Take mock tests at CDC portal
You get 4 x 50 minutes sessions for free, and you can take as many tests as possible during the 50 minutes. Remember to note down the timer and sign out after each sessions, if not, you might lose your credit. I suggest taking the CDC mock test only after you’ve exhausted the questions on TP Test.
Apply for PDL online
Once you’ve passed BTT, apply for your PDL online! This step is super easy and cost $25, just go to SPF website and apply for PDL. Make sure you do this before your next lesson. Otherwise, the instructor cannot bring you out of the school and you’ll be stuck doing your lessons inside the circuit. Screenshot your PDL and save it somewhere accessible, as the instructor will ask to see this before s/he can take you out to the street.
Step 6: Book your Final Theory Test (FTT) date
As soon as you pass your BTT, book your FTT date! Passing the FTT is the same as BTT - just take enough mock tests and you’ll do fine. There are more tricky questions on FTT than BTT though, I think I got 46/50 and I had no idea what I got wrong.
Step 7: Take your driving lessons
Now all that’s left is to take your driving lessons! Remember to wear closed-toe shoes, bring your book along to every lesson and be ready to show your PDL.
Try to book around the same time slot each time you take your lessons. This way you’ll get the same set of instructors each time, which is good for continuity. If there are instructors you don’t like, you can call CDC and request to block that instructor from being assigned to you in the future. Do not feel bad for doing this, after all you’re paying $68-77 per lesson. I did this with three of the instructors who were assigned to me. Their teaching style isn’t very effective for me.
Step 8: Book your enhanced learning classes
After you’ve completed Module 1 of your driving lesons, you can book the following enhancement lessons:
Vehicular Pre-operative Check (VPC)
As someone who was totally unfamiliar with cars and how they work, I found this session very useful. They go into the specific of what’s inside the car bonnet, what to do when an engine overheats, how to change tire, how to fuel up, and other car maintenance. If you already know these things, it could be boring but I for one am glad CDC is teaching this to all their students.
Learner Driver Competency Screening (LDCS)
This was an interesting one to take. You drive around one of the test routes with a camera all around you, recording your every move.
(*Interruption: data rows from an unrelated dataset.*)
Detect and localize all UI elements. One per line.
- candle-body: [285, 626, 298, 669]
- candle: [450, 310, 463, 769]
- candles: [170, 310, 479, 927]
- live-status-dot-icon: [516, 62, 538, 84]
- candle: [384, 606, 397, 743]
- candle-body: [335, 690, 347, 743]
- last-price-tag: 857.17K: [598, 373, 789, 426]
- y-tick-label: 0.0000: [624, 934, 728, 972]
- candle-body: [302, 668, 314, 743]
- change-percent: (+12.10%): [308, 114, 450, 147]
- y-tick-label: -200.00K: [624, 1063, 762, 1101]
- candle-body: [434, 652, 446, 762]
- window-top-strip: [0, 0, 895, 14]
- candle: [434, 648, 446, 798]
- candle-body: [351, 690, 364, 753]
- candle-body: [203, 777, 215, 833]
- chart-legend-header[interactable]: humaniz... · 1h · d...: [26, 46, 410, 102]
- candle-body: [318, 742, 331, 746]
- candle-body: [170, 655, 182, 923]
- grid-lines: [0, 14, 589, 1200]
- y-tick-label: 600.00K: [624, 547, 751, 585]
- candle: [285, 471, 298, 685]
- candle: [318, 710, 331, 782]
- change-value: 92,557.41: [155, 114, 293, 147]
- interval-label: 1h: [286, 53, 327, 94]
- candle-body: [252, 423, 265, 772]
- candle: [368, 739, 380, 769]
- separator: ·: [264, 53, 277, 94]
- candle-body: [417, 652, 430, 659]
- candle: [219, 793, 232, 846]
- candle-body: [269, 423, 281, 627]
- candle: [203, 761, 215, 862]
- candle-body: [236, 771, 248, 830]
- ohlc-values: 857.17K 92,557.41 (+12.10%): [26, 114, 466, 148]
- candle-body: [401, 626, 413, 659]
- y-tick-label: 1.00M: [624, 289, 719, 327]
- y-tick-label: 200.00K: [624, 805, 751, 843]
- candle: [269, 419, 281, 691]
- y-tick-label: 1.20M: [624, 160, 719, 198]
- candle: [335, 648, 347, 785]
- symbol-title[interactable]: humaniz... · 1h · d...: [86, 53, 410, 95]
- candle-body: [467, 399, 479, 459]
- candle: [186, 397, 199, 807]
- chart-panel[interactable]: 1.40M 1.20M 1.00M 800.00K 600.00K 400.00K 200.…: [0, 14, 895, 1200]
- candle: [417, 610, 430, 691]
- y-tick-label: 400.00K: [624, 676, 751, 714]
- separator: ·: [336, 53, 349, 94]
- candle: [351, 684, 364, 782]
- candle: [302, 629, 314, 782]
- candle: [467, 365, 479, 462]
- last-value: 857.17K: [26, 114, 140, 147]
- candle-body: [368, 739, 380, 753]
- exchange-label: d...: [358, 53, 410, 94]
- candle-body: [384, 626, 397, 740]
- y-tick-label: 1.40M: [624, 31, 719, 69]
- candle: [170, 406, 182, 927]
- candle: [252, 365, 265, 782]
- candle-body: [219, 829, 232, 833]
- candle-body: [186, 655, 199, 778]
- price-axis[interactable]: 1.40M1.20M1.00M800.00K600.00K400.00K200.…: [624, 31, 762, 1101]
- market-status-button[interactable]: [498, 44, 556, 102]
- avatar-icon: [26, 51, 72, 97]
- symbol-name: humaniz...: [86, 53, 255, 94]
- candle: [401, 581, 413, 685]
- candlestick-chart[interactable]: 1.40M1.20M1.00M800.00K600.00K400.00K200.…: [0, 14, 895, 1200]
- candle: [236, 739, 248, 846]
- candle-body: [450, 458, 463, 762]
Then, at the end of the screening, the instructor will give you a list of pointers on what you can improve regarding your driving skill. For example, he might have noticed that you didn’t check your mirror as frequently as you should. I suggest taking this one when you’re nearing the end of the journey, a few weeks before you take your practical test.
Step 9: Take the driving practical test
The cost to take the driving test is only $33.00, but CDC will lump it with a test vehicle and warm up session, which is $289.97. Basically each time you take the test it will cost you $322.97!
When you first get to the campus, you’ll proceed to the warm up test room, where they will assign you an instructor for the warm up session. You’ll then drive around the circuit, enjoying priority as other lesson cars will need to yield to you. After the circuit, you’ll drive outside for one test route, before coming back to the campus and waiting for your actual test.
You’ll need less than 20 demerit points to pass the test, and YES you will be tested on every item in the circuit. So make sure you’re comfortable with everything on the circuit before you book the practical test. I’ll do a separate post on tips on how to pass.
Step 10: Finally, get your driving license!
Once you’ve passed the test, your CDC account will be closed and all your balance will be refunded via PayNow. Make sure your bank account is connected to your phone number! After leaving the driving center, you can go ahead and apply for your license at the Singapore Police website. It will cost you $50.
And that’s all! I hope this post helped you out.